The Missing DM Business Link: Long Term Vision?

With thanks to DM Collaborators we reproduce a recent interview conducted at the AIIM Forum, with our SVP, International Markets, John Symon, 
What’s the Boss Equity view on the DM market as it stands today, John?

I can’t remember a time of greater change, and I have been in this sector since the early days of microfilm, so that’s saying something. The user experience has changed so much, from mobile to cloud to consumer IT – everything has altered radically from even, say, how it was just 5 years ago. Content has broadened and changed too. For example, we’re starting to see demand for the capture, process and analysis of both audio and video. However, the business problems actually haven’t changed – organisations still face the same challenges they always have in terms of making the most out of their information and data assets. Viewed on that perspective, this is still fundamentally an Information Management market.

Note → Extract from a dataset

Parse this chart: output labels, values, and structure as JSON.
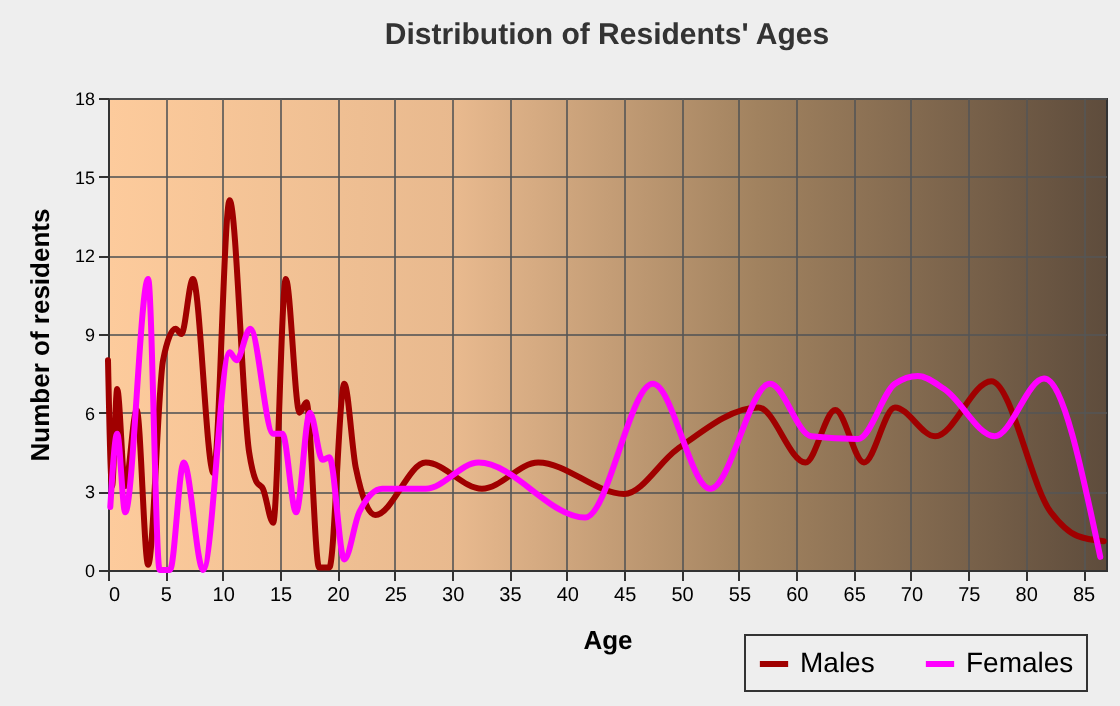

That’s why I’m a bit sceptical about TLAs (three letter acronyms) and what the sector calls itself. I am not sure there’s a huge amount of value in rebranding DM or ECM as “Content Services”, or whatever else the analysts come up with. The rapidity of technological change actually makes that debate a bit confusing, in my view.

So what should DM companies be doing instead, if not rebranding what they do, John?

What a lot of business owners and DM company leaders in this sector often get wrong is some key business fundamentals. They should focus more about differentiating their company, defining their USP, rather than simply following the competition. Look at building scalability and replicability into the solutions being offered to give the business real legs and the ability to solve specific business challenges. Find the right niche and try to dominate it.

Why do you say that?

90% of technology companies never get to 20 or 30 M ($,euro,£) turnover. To be honest, 80% never get to much more than 1 million.

What’s your point there?

Many software tech firms are very poor at looking at the long term and the bigger picture, figuring out how to achieve the greatest value and impact for what they do. There’s too much focus on technical issues, features and functions, and not enough on building stickiness, customer loyalty and ways to build for long-term growth and success. The building blocks aren’t there to become huge brands – you just have to look at the average DM firm’s website; not attractive enough, not compelling enough. This is your front door to a much broader international pool of prospective customers. Adopting new, innovative digital marketing techniques can dramatically increase sales, generating a consistent pipeline of qualified leads.

What’s the way to turn this round then, and build for that long-term growth?
What I am talking about is more fundamental – it’s why you started your business in the first place and what you want out of it at the end? Look at ways to build value in other areas than just the technology itself, to accelerate growth. Gain a greater understanding the competitive landscape and identify where the real opportunities lie. This is what needs to be the centre of your activity, not worrying about what the analysts are saying the software should be called. Users don’t care about that anyway, they care about their issues and if you can help resolve them.

So this is about M&A, what Boss Equity does?

Yes, there is currently a lot of M&A activity in this sector, which surprises some people as they think all DM related M&A’s have happened, but that’s only been at the high end – the bigger vendors. A lot of smaller, midsize, players are now talking to us, from new start-ups to long established vendors seeking to get a return for many years of their sweat equity. While the DM market has consolidated at the top end, there is increasing convergence with other technologies such as CRM and other customer communication related technologies. Historically, DM technologies addressed mainly back office processes & functions. In recent years this has dramatically shifted to include more front office (customer facing) sets of solutions. The result has broadened the scope and opportunities for increased M&A activity.

Summing up, John, what is your message to the dmcollaborators readership?

My message is simple: work on clearly articulating your business value proposition based on market demand. Think about scalability and replicability. Don’t try to go too broad, too early, but rather address specific business problems in a market where you are the most likely to succeed.

Above all establish what the end goal is for the business. Ensure there is alignment of vision and objectives for both the key stakeholders and employees. This requires having an exit strategy to be put in place, early in the lifecycle of the business. Given the current market landscape, the window of opportunity to succeed has been dramatically shortened. Sudden market shifts in buyer behaviour and the impact of disruptive technologies can quickly wipe out the value of many software tech companies.

It is all about unlocking the equity value in the business to accelerate growth and “priming” the business for a successful exit. Like most things in life, timing is everything!

Very useful stuff, John – thanks for the advice!

John Symon is SVP International Markets at Boss Equity, a company that specialises in mergers and exit strategy planning for tech sector SMEs.

John has over 35 years of sales & marketing experience in the Information Management sector, developing new business for hardware, software & service vendors in the USA, Europe, UK, Latin America & Asia Pacific regions.

While SVP AIIM International he assisted with the establishment of the DLM (Document Lifecycle Management) Forum, an EU supported initiative for archivists and administrators in the public sector across Europe. He has also owned and operated a specialist scanning service business, and is an AIIM Fellow. At Boss Equity he is active in all M&A research & projects, and international business development.